There are reasons for a lack of description of my life in army right now. Security reasons. Not that I'm in some highly classified military unit, but simply because some things are restricted. It's also unprofessional to rant in detail on a blog bout my workplace. I won't hide it that I have many gripes as to how much respect as a human being I am being accorded here. I also won't conceal the fact that I feel like a statistic, like dirt, like a dog (... not quite, at least dogs get incentives) and that many here are not at all treasured.

But I won't go into specifics. So I cannot be charged with wrongdoing.

Spiritually, I have not been in the strong presence of God for quite a while. My mom was sharing John 15:2 with me. And I do believe that God is pruning me, for the branch which bears fruit He prunes, so that it will bear even more fruit.

I sincerely miss times with certain people in church. Certain friendships seem kinda lost these days. Don't really have much time to spend with people around. And I am aware that when I come and start to speak army (so to say), there is a kind of civilian-soldier barrier that is created. But what to do?

I am glad for where I am, even though it's painful many a time and I am very tired and humanly unrewarded. For it trains me to be more like God. It trains me to be more calm and patient.
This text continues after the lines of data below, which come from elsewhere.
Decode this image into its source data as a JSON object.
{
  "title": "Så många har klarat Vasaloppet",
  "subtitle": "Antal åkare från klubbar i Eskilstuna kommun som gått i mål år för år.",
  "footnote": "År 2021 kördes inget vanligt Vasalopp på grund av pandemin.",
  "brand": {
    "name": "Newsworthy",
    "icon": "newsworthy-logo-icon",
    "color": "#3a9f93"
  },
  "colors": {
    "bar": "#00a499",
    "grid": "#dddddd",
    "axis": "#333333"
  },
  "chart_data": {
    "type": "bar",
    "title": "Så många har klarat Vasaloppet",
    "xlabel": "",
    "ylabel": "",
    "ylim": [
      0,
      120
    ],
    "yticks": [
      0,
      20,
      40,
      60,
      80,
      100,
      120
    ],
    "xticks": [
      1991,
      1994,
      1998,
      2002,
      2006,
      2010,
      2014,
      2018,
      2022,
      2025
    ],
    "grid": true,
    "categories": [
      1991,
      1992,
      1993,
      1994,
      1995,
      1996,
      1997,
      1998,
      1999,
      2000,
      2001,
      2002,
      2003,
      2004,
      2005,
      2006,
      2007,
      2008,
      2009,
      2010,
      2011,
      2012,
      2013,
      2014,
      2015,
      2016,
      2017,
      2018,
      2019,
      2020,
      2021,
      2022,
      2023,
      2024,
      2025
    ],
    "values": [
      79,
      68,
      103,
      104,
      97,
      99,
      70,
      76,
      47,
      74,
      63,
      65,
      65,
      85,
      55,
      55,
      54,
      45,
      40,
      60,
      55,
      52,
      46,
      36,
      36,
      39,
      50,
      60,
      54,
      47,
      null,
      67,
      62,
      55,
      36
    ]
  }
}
I am not afraid to say that I have failed many tests that have been presented to me. And some I believe I have passed quite well.

Also in this period of time, I realise that there are not many people in church who go out of their way to keep in contact with others. And we wonder why there is little growth.

Sunday, March 09, 2008

-

Not much to say.

Life has settled pretty much into the routine of short sleep (5 hours or less) each day, long work hours (the other 19 hours), good lessons learnt, scoldings, hardships, good laughs amidst camaraderie and the constant running on adrenaline.

Then there's rest and recovery on what is left of the weekend. And I dive into the week once again.

Can't go VBS this year. Have some stuff on in camp. Wish I could go.

Sunday, March 02, 2008

-

Hmmm.

Very long weeks followed by extremely long weekends.

That's my lifestyle these days.

Read Pearl Izumi's (a sports shoe brand) latest marketing campaign. Something which goes "runners are wild, joggers are runners who have been domesticated". Find it quite hilarious. You can find it at the sports shop (not sure what it's called) on the same floor as Giant's in Parkway Parade.